II di Quaresima C

13 marzo 2022

 

Fin dall’inizio Dio si lega così tanto all’umanità creata, da porre la sua alleanza con un uomo che non conosceva Dio, un pagano, scelto dal Signore da una terra sconosciuta. Ad Abramo Dio promette una discendenza inesauribile, una discendenza della quale anche noi, millenni dopo, ne facciamo parte. Abramo, infatti, è padre di tutti i popoli nella fede. Per fede, infatti, egli lasciò la sua casa, per fede lasciò i suoi beni, per fede lasciò la sua comunità per dirigersi verso un luogo che Dio non gli rivelò subito, ma solo quando, messo alla prova, si dimostrò fedele.

La fedeltà di Abramo diventa per noi motivo di benedizione, perché in lui sono benedette tutte le stirpi della terra e anche noi siamo i benedetti da Dio.

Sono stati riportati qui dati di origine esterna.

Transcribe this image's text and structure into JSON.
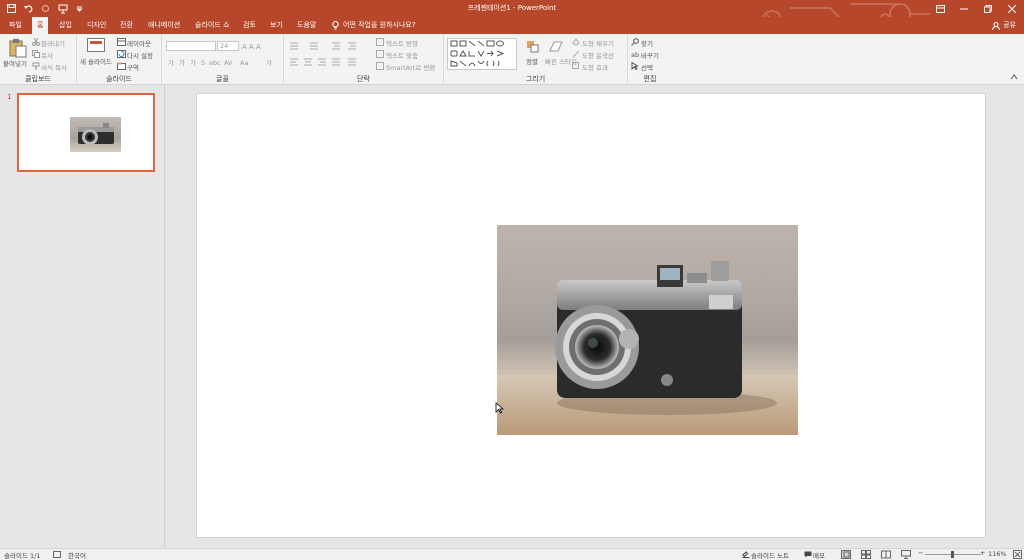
{
  "title_bar": {
    "document_title": "프레젠테이션1  -  PowerPoint",
    "accent_color": "#b7472a",
    "qat_icons": [
      "save-icon",
      "undo-icon",
      "redo-icon",
      "presenter-icon",
      "customize-icon"
    ]
  },
  "menu": {
    "tabs": [
      "파일",
      "홈",
      "삽입",
      "디자인",
      "전환",
      "애니메이션",
      "슬라이드 쇼",
      "검토",
      "보기",
      "도움말"
    ],
    "active_tab": "홈",
    "tell_me": "어떤 작업을 원하시나요?",
    "share": "공유"
  },
  "ribbon": {
    "clipboard": {
      "label": "클립보드",
      "paste": "붙여넣기",
      "cut": "잘라내기",
      "copy": "복사",
      "format_painter": "서식 복사"
    },
    "slides": {
      "label": "슬라이드",
      "new_slide": "새 슬라이드",
      "layout": "레이아웃",
      "reset": "다시 설정",
      "section": "구역"
    },
    "font": {
      "label": "글꼴",
      "font_name": "",
      "font_size": "24"
    },
    "paragraph": {
      "label": "단락",
      "text_direction": "텍스트 방향",
      "align_text": "텍스트 맞춤",
      "smartart": "SmartArt로 변환"
    },
    "drawing": {
      "label": "그리기",
      "arrange": "정렬",
      "quick_styles": "빠른 스타일",
      "shape_fill": "도형 채우기",
      "shape_outline": "도형 윤곽선",
      "shape_effects": "도형 효과"
    },
    "editing": {
      "label": "편집",
      "find": "찾기",
      "replace": "바꾸기",
      "select": "선택"
    }
  },
  "slide_pane": {
    "slide_number": "1"
  },
  "status_bar": {
    "slide_info": "슬라이드 1/1",
    "language": "한국어",
    "notes": "슬라이드 노트",
    "comments": "메모",
    "zoom": "116%"
  }
}
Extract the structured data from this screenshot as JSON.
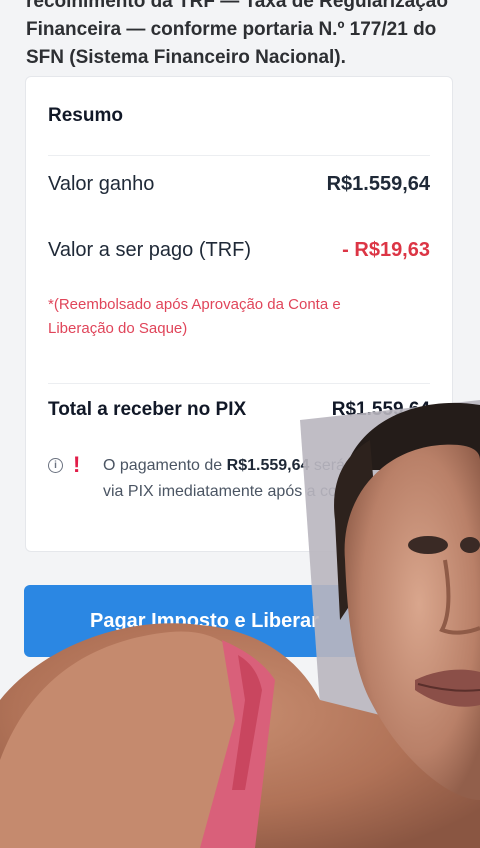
{
  "intro": {
    "line1": "recolhimento da TRF — Taxa de Regularização",
    "line2": "Financeira — conforme portaria N.º 177/21 do",
    "line3": "SFN (Sistema Financeiro Nacional)."
  },
  "summary": {
    "title": "Resumo",
    "earned_label": "Valor ganho",
    "earned_value": "R$1.559,64",
    "fee_label": "Valor a ser pago (TRF)",
    "fee_value": "- R$19,63",
    "note": "*(Reembolsado após Aprovação da Conta e Liberação do Saque)",
    "total_label": "Total a receber no PIX",
    "total_value": "R$1.559,64"
  },
  "info": {
    "icon": "info-icon",
    "alert_icon": "exclamation-icon",
    "text_before": "O pagamento de ",
    "amount": "R$1.559,64",
    "text_after": " será processado via PIX imediatamente após a confirmação."
  },
  "button": {
    "label": "Pagar Imposto e Liberar"
  },
  "colors": {
    "accent": "#2b87e3",
    "alert": "#dc3545"
  }
}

Bene-dire: Dio ci benedice, perché dice bene di noi, malgrado il nostro peccato, malgrado le nostre bestemmie, malgrado la nostra lontananza da lui. Dio ha benedetto la discendenza di Abramo, il popolo dell’antica alleanza, come quello della Nuova, ovvero la Chiesa. Dio ci benedice, perché non può parlare male di noi, suoi figli, non osa nemmeno pensare male di noi, benché gli possiamo dimostrare il contrario ogni giorno.

Dove si impara a bene-dire? Dove impariamo a dire bene? Dove abbiamo imparato parole di benedizione? In casa: sì, è in casa nostra che abbiamo imparato che la benedizione è racchiusa in quel bacio che mia nonna stampava sulla fronte a noi nipoti, segno di una protezione che continuava oltre la porta di casa; è in casa nostra che abbiamo imparato a benedirci a vicenda, anche quando, per incomprensioni, divergenze o battibecchi, ci mandiamo a farci benedire gli uni gli altri; è in casa che abbiamo imparato la bellezza del perdono che scaturisce dall’amore che rende forti e tremendamente belle le nostre famiglie, dove non ci si approfitta della bontà altrui, ma si cresce nella responsabilità che non tutto ci è dovuto, ma tutto ci è donato.

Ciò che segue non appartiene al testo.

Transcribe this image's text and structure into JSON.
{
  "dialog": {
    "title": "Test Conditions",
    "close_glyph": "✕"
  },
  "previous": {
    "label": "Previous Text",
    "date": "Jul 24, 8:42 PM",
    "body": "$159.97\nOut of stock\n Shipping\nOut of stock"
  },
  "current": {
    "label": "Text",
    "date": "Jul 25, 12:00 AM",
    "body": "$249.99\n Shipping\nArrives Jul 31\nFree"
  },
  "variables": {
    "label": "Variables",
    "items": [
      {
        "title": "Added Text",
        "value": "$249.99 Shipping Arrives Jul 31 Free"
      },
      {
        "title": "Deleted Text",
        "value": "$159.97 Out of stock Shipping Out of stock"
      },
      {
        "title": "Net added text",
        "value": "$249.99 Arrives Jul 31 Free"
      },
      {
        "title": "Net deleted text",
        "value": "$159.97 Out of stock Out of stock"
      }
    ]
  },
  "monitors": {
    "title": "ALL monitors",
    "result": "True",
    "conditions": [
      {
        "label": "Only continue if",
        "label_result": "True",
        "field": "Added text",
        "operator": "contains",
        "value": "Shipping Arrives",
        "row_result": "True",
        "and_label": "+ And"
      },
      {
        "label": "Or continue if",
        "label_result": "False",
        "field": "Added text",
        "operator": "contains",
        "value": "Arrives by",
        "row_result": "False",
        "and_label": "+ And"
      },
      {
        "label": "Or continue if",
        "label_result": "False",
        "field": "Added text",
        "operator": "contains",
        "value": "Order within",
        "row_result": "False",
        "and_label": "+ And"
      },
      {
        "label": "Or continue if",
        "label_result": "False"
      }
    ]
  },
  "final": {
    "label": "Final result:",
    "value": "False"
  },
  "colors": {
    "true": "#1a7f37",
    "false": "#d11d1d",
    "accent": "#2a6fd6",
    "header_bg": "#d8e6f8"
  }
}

Di fronte a questo circolo di benedizione gratuita, che Dio ha esteso da Abramo in poi, non possiamo che benedire Dio con la discendenza di Abramo, nostro padre nella fede, attraverso le parole del salmo 135:

Benedici il Signore, casa d'Israele;

benedici il Signore, casa di Aronne;

benedici il Signore, casa di Levi;
voi che temete il Signore, benedite il Signore.

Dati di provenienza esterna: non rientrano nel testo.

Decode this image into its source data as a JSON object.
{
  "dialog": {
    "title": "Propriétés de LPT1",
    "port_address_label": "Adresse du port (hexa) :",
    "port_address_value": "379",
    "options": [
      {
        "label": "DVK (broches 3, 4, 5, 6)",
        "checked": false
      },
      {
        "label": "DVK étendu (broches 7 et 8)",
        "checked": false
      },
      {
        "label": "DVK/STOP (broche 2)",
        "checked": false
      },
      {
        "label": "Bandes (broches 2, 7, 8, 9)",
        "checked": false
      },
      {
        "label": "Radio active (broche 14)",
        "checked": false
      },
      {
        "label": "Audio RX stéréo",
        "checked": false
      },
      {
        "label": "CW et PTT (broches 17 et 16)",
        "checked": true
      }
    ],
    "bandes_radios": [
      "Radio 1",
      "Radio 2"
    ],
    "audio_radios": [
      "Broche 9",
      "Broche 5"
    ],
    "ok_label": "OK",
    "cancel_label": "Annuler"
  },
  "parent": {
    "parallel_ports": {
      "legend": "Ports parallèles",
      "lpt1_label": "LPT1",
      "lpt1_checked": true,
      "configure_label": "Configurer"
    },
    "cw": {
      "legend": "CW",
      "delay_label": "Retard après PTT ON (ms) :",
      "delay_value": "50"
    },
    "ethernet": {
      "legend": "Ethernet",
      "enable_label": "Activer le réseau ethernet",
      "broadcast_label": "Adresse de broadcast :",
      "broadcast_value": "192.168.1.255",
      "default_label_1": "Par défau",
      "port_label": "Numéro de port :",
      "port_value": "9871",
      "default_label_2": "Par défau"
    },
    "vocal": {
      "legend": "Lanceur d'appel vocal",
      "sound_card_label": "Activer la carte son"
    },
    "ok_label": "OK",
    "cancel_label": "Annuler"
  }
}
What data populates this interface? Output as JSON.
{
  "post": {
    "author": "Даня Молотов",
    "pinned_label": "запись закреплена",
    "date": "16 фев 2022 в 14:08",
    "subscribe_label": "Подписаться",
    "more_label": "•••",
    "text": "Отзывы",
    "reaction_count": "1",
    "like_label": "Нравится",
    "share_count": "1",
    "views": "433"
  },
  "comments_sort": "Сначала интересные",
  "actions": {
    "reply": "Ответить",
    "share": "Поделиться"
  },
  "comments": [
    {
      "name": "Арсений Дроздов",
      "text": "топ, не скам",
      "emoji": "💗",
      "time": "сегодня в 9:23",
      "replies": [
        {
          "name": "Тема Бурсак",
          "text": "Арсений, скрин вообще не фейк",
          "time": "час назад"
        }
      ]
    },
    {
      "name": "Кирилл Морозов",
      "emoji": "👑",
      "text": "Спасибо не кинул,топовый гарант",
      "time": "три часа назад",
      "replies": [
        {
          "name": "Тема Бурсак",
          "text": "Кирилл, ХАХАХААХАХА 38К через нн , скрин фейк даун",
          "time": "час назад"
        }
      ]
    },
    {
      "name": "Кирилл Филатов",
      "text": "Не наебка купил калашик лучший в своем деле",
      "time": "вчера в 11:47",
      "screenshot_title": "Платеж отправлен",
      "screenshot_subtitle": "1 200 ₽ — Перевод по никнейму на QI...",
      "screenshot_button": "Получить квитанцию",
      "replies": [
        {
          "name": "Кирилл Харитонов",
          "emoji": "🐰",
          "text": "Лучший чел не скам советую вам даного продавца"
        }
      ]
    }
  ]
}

Da Sion, sia benedetto il Signore, che abita in Gerusalemme!

Gerusalemme è l’immagine della nostra comunità, l’immagine della Chiesa nella quale abita il Signore, è l’immagine delle case che circondano la casa di Dio e formano un’unica grande realtà, un’unica grande famiglia nella quale abita Dio: Dio, infatti, non abita soltanto questo suo tempio, ma da questo tempio desidera abitare anche le nostre case. È buffa la richiesta di Pietro, sul monte Tabor, di fronte alla Trasfigurazione del Signore: «Maestro, è bello per noi essere qui. Facciamo tre capanne, una per te, una per Mosè e una per Elìa». Egli non sapeva quello che diceva. Non poteva saperlo, perché era troppo meravigliato dalla bellezza di quel momento. Tre baite sulle montagna per contenere il Signore, Mosè ed Elia: ma il Signore non ha bisogno di capanne per restare con noi; ha bisogno delle nostre case per dimorare per sempre in noi, nella nostra vita e nella nostra esistenza. Egli vuole che le nostre case siano immagine della sua casa, dove si respira non solo il profumo dell’incenso o l’odore delle candele, ma soprattutto la bellezza della sua presenza, dalla quale Pietro non vuole staccarsi. Non aveva capito Pietro che quella era solo l’anticipazione del Paradiso. Chissà se proviamo anche noi quella gioia che provarono gli apostoli nello stare alla presenza del Signore; chissà se proviamo anche noi la gioia di essere qui alla sua presenza, per portare da questa sua casa alle nostre case quella gioia che tutti unisce e nessuno divide, che tutti rallegra e nessuno rattrista, che tutti perdona e nessuno allontana. Chissà se riusciamo a portare in casa lo stesso entusiasmo di Pietro, la fedeltà di Abramo, l’amore di Dio che si dona a noi in Cristo.

Usciamo da queste porte portando con noi il Signore e anche le nostre case saranno abitate dalla sua presenza, dalla sua benedizione, dalla sua grazia. Usciamo da queste porte custodendo il Signore in noi e portiamolo in casa, così che le nostre dimore siano il segno della sua alleanza che mai ci abbandona, per essere quella Chiesa, quella comunità, quella Gerusalemme santa nella quale abita Dio.